Interview Questions for a Pen Tester
Completing practical skills assessments and other challenges is only half the hurdle to jump over in a Penetration Tester interview, as then come the questions.
In terms of the types of questions you may be asked, expect them to get fairly technical and specific about the various elements involved in penetration testing. They may start with the obvious ones, such as what the advantages are to penetration testing and what it is exactly; this gives the interviewer a good understanding of how you relate to your chosen profession, your knowledge and whether you’re able to align that with the needs of the business.
What are the different kinds of penetration testing?
Here they want to know that you are familiar with the various methods of pen testing. Blind testing, external testing, internal testing, targeted testing and double-blind testing should all be in your professional vocabulary. Your interviewer may be sneaky and throw out a term like Phishing or DNS servers and expect you to relate that back to the particular method of pen testing they’re referring to, so the more prepared you are the better.
How to scan a network?
They may ask you about the tools you would use to run reconnaissance of (scan) a network. Your answer should take into consideration the ports you’d scan to make the process more efficient and the commands you would run. If you’ve previously run nmap or a similar scanning tool then this shouldn’t be too tricky to answer, if you haven’t then get experimenting!
Stages of pen testing?
Your interviewer may quiz you on a particular portion of a penetration test, prepare thoroughly so that you’re confident to answer a question about any stage of the test.

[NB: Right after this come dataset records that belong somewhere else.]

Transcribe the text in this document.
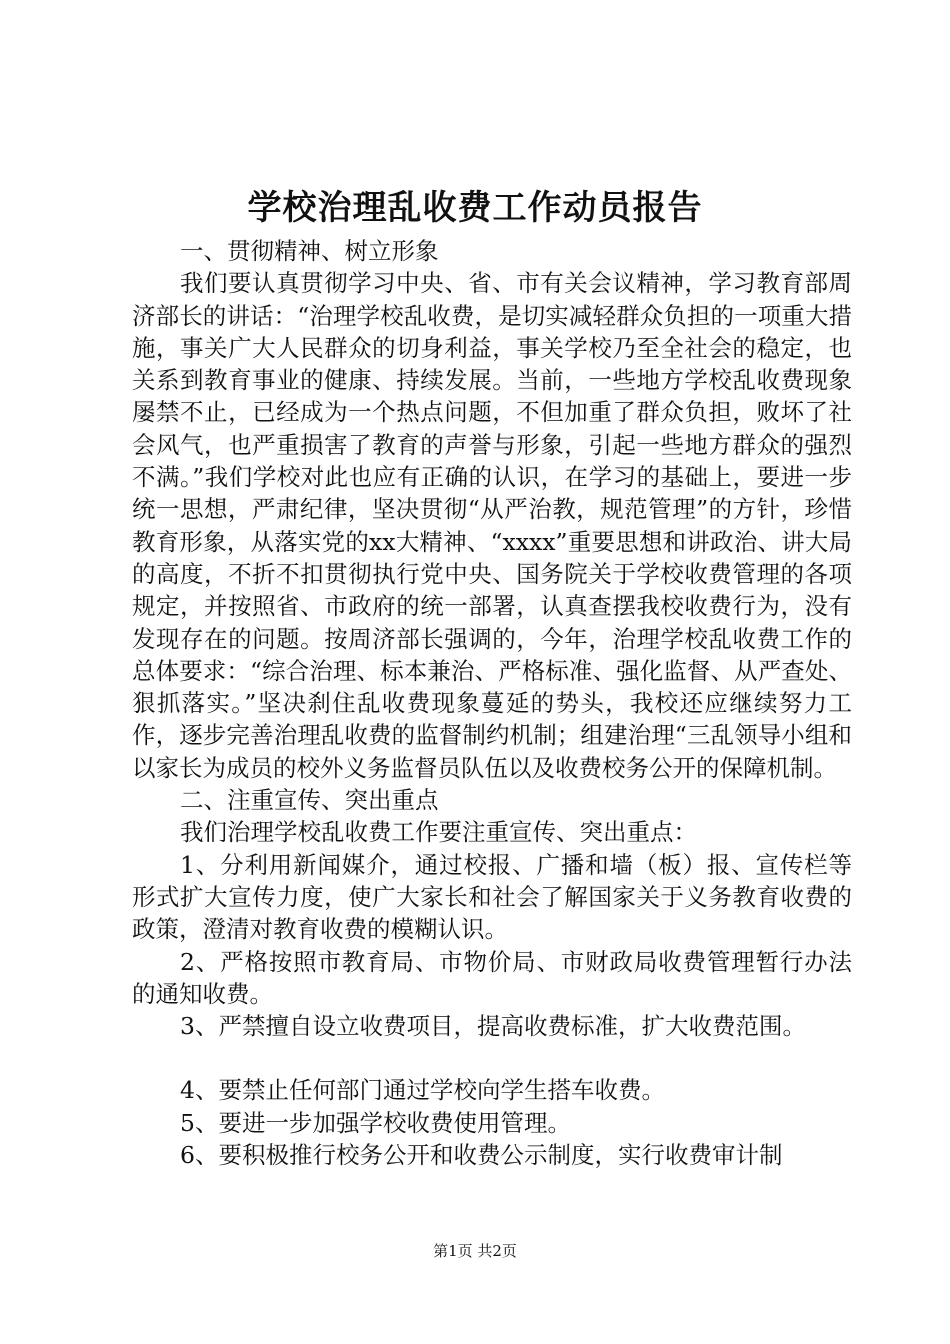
学校治理乱收费工作动员报告

一、贯彻精神、树立形象

我们要认真贯彻学习中央、省、市有关会议精神，学习教育部周济部长的讲话：“治理学校乱收费，是切实减轻群众负担的一项重大措施，事关广大人民群众的切身利益，事关学校乃至全社会的稳定，也关系到教育事业的健康、持续发展。当前，一些地方学校乱收费现象屡禁不止，已经成为一个热点问题，不但加重了群众负担，败坏了社会风气，也严重损害了教育的声誉与形象，引起一些地方群众的强烈不满。”我们学校对此也应有正确的认识，在学习的基础上，要进一步统一思想，严肃纪律，坚决贯彻“从严治教，规范管理”的方针，珍惜教育形象，从落实党的xx大精神、“xxxx”重要思想和讲政治、讲大局的高度，不折不扣贯彻执行党中央、国务院关于学校收费管理的各项规定，并按照省、市政府的统一部署，认真查摆我校收费行为，没有发现存在的问题。按周济部长强调的，今年，治理学校乱收费工作的总体要求：“综合治理、标本兼治、严格标准、强化监督、从严查处、狠抓落实。”坚决刹住乱收费现象蔓延的势头，我校还应继续努力工作，逐步完善治理乱收费的监督制约机制；组建治理“三乱领导小组和以家长为成员的校外义务监督员队伍以及收费校务公开的保障机制。

二、注重宣传、突出重点

我们治理学校乱收费工作要注重宣传、突出重点：

1、分利用新闻媒介，通过校报、广播和墙（板）报、宣传栏等形式扩大宣传力度，使广大家长和社会了解国家关于义务教育收费的政策，澄清对教育收费的模糊认识。

2、严格按照市教育局、市物价局、市财政局收费管理暂行办法的通知收费。

3、严禁擅自设立收费项目，提高收费标准，扩大收费范围。

4、要禁止任何部门通过学校向学生搭车收费。

5、要进一步加强学校收费使用管理。

6、要积极推行校务公开和收费公示制度，实行收费审计制

第1页 共2页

Know the process inside and out, from the planning and recon stage to running scans, gaining access, maintaining access and the analysis and configuration stage.
How would you begin?
There may be questions about scanning and enumerating so make sure you’ve done your research prior to interview so that when they ask how you’d begin a penetration test, you know how to answer. This will show them how you operate in the space.
The mechanics of a buffer overflow attack?
A popular entry-point into learning exploitation, knowing how this type of attack works will show your employer that you know your stuff because you have mastered the basics.
Tell us about your interests/hobbies?
Working in pen testing is more than what you present on paper, your employer wants to know how you spend your free time. For example, if you dedicate your personal time to coding projects and playing about with penetration testing scripts then clearly you are passionate about a pen testing career.
Do you have a blog?
This is how you demonstrate your passion, credibility and flair for technical writing. You may find an earlier opportune moment to bring up your blog or involvement in a Github or other projects but this is definitely something that will peak your interviewer’s interest. Report writing is an important part of working in penetration testing as you relay your findings and recommendations to people involved with the business but outside the cyber security space in a way they can relate to and understand.
There will be plenty of other questions, specifically around the individual company you’re interviewing with and around your knowledge and expertise in pen testing. Do your research into both, be confident in your ability and smile.